As a consummate generalist, or serial-specialist, I’ve straddled the specialist vs generalist line for a long time.
Business advisors, columnists, and colleagues all recommended I specialize to succeed. Yet my panoply of interests prevented me from sticking to a path for more than a couple years.
I believed I had to specialize, but nothing I specialized held my interest. I’ve been filmmaker, software developer, writer, teacher, designer, consultant, actor, and a bevy of other temporary titles. And I often discarded everything else to become that one thing.
I gave up on software development to become an entrepreneur. I gave up my business to become an actor, I gave up acting to become a tech educator, and on it goes.
I believed in specialization because it seemed that all ‘the greats’ were specialists in their fields, able to pierce the veil of mediocrity by doing one thing exceptionally well.
I loathed the idea of living a mediocre life and producing mediocre work. And with every path I traveled, I performed fairly well because I am exceptional in one way: I can learn almost anything.
In each endeavor, I reached a point where my abilities satisfied me while my results disappointed — I lacked the grit to persevere in the face of an upward climb. After I repeated this pattern at least half-a-dozen times, life forced me to adopt one of two realities.
Reality one: I had yet to find my ‘correct’ career path. If this were true, all I needed to do was repeat this pattern until I struck gold or the bottom of a casket.
And reality two: I am profoundly incompatible with specialization.
I chose two, and you should too. Let’s talk about it.
“I’ll Have The Chef’s Specialty…” Risky Move
Specialists are more likely to find gainful employment, receive greater salaries, and achieve publicly-visible success. But with specialty comes risk.
The odds of choosing a specialty in your twenties that provides a rewarding and lasting career until the day you retire is approximately bupkus. Every specialty faces elimination, and that’s merely a function of time.
The longer one remains a specialist, the greater the chance a new specialty replaces theirs, extinguishing their purpose in the marketplace. This is as true of individuals as it is of businesses.
If your business is a middle-man or manufactures a singular widget, your existence is predicated on customers needing that middle-man and clients demanding that widget.
As an example, look at the shellacking the Internet gave to travel agencies.
Generalists are naturally more flexible, creative, and resilient. Generalists combine their talents in ways that specialists cannot, and offer ideas that specialists are incapable of producing.
The downside appears to be that generalization lacks allure.
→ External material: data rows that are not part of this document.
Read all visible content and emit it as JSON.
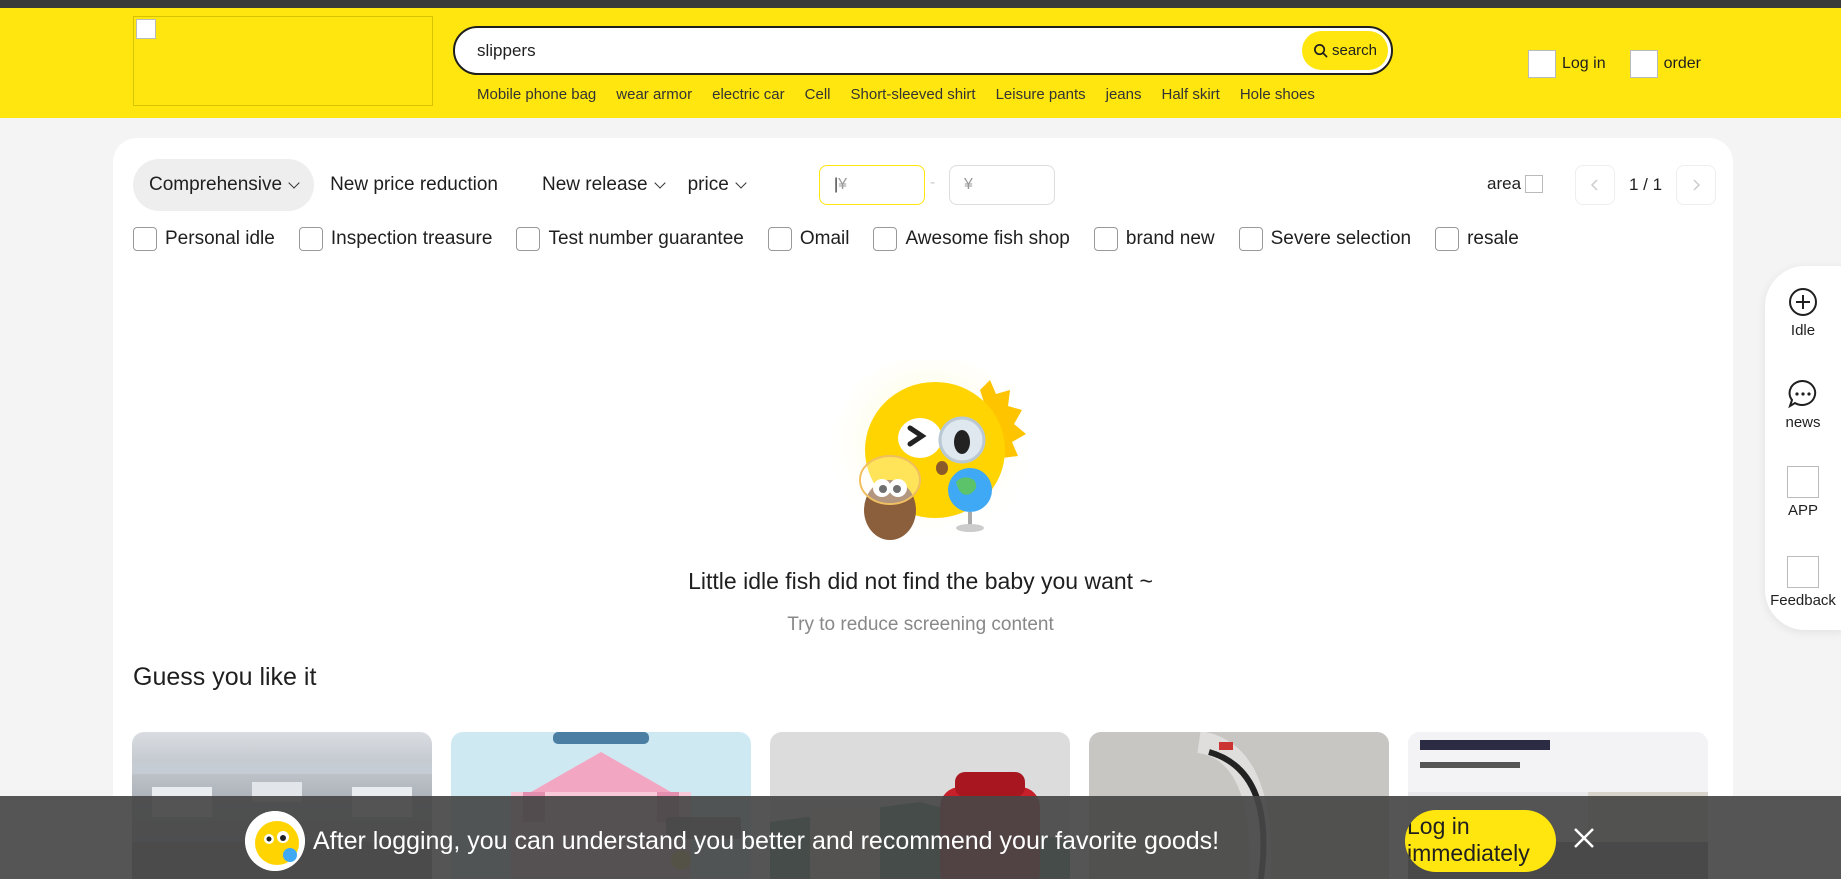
{
  "header": {
    "search_value": "slippers",
    "search_button": "search",
    "hot_words": [
      "Mobile phone bag",
      "wear armor",
      "electric car",
      "Cell",
      "Short-sleeved shirt",
      "Leisure pants",
      "jeans",
      "Half skirt",
      "Hole shoes"
    ],
    "login_label": "Log in",
    "order_label": "order"
  },
  "sort": {
    "comprehensive": "Comprehensive",
    "new_price_reduction": "New price reduction",
    "new_release": "New release",
    "price": "price",
    "min_price_placeholder": "¥",
    "max_price_placeholder": "¥",
    "area": "area",
    "page_indicator": "1 / 1"
  },
  "filters": [
    "Personal idle",
    "Inspection treasure",
    "Test number guarantee",
    "Omail",
    "Awesome fish shop",
    "brand new",
    "Severe selection",
    "resale"
  ],
  "empty_state": {
    "title": "Little idle fish did not find the baby you want ~",
    "subtitle": "Try to reduce screening content"
  },
  "guess": {
    "title": "Guess you like it"
  },
  "sidebar": {
    "idle": "Idle",
    "news": "news",
    "app": "APP",
    "feedback": "Feedback"
  },
  "banner": {
    "text": "After logging, you can understand you better and recommend your favorite goods!",
    "login_now": "Log in immediately"
  },
  "colors": {
    "brand_yellow": "#ffe60f",
    "banner_bg": "#464646"
  }
}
You’re Okay, Generally Speaking
There’s nothing sexy about being ‘kind of decent’ at a dozen things — the Oscars of multi-tasking don’t exist.
And generalists struggle to market themselves and remain focused long enough to out-compete specialists for the limited number of clients and jobs.
In light of all that, why remain a generalist?
When breaking into something new, such as business or your work-life, specialization creates more interest and opens more doors.
A young business or recent grad are presumed to have limited experience in their fields, and thereby, limited capabilities — it’s natural that young people and infant organizations lack experience, or are at least presumed to lack it.
To succeed, your goal is to specialize at the start, but generalize and diversify your skill set and offerings into new arenas as time goes on.
This strategy helps you break through while keeping you nimble during rough times; it’s the best of both worlds.
As a yearly practice, I recommend you divide your business activities into three categories:
Things you should stop doing, the business that’s taking 80% of your time but generating 20% of the revenue
Things you should do more of, the business that’s doing well and to which you should dedicate more resources
And lastly, new things you should try
You cut as much as you can from category one, double-down on category two, and get creative and take a calculated risk on category three.
Over time, your category threes become category twos, your twos become your ones, and your ones drift off into history.
Since you’re still reading this, you know I’m great at giving advice and awful at following it. I’ve struggled tremendously with specialization because it bores me to tears.
However, I cannot escape the reality of marketing and perception: brand new things are, by their nature, untrustworthy — by specializing, they are far more likely to get their foot in the door.
But remember, we need only be specialists on the outside; on the inside we can and will remain the bizarre rainbow wonder people we naturally are.